To get around the problem, the content name itself can be simply cached instead of the matching prefix. However, in that scheme, the cache hit occurs only when the given name is exactly the same as the key. Therefore, the cache hit ratio would be much lower than for other prefix caching schemes with the same capacity. Caching only for leaf prefixes is another way to avoid incorrect prefix matching. In that scheme, non-leaf prefixes would never be cached; hence, the caching effect is restrictive. Our design goal is to cache non-leaf prefixes without incurring an incorrect result. A Bloom filter is provided for each prefix to test whether there is a longer matching prefix.
We devised a Bloom filter-based prefix cache considering two key elements. Firstly, our design does not require much space. Non-leaf prefix caching could be made efficient just by adding a 4-bit or 8-bit Bloom filter onto each prefix. Secondly, miss penalty and hit time are not significantly affected by the Bloom filter. On a cache miss, the Bloom filter is fetched together with the matching prefix from the FIB. The miss penalty for delivering the additional 4-bit or 8-bit filter is not a heavy load. Hashing for the Bloom filter affects the hit time, but it is only one-component hashing and requires little processing time.
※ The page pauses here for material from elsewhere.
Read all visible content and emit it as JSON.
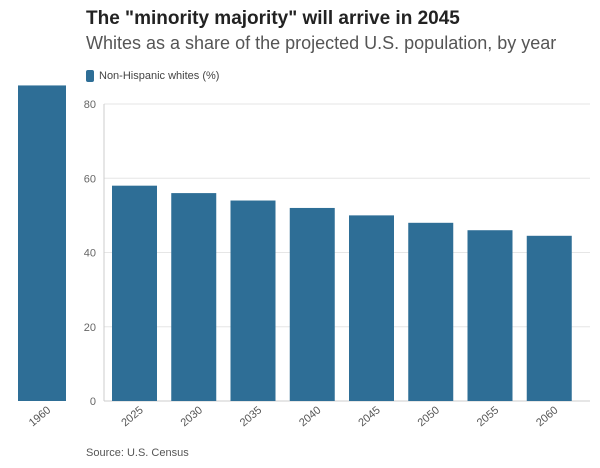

The experimental result shows that the cache hit ratio of the Bloom filter-based prefix cache is superior to others even if it has small filters and few hash functions. The probability of the false positive of a Bloom filter can be analyzed through the filter size, the number of hash functions, and the number of elements. The cache miss counts due to Bloom filter’s positive assertion were compared to the experiment result, and the 8-bit filter with two hash functions was considered to be suitable for our prefix caching scheme.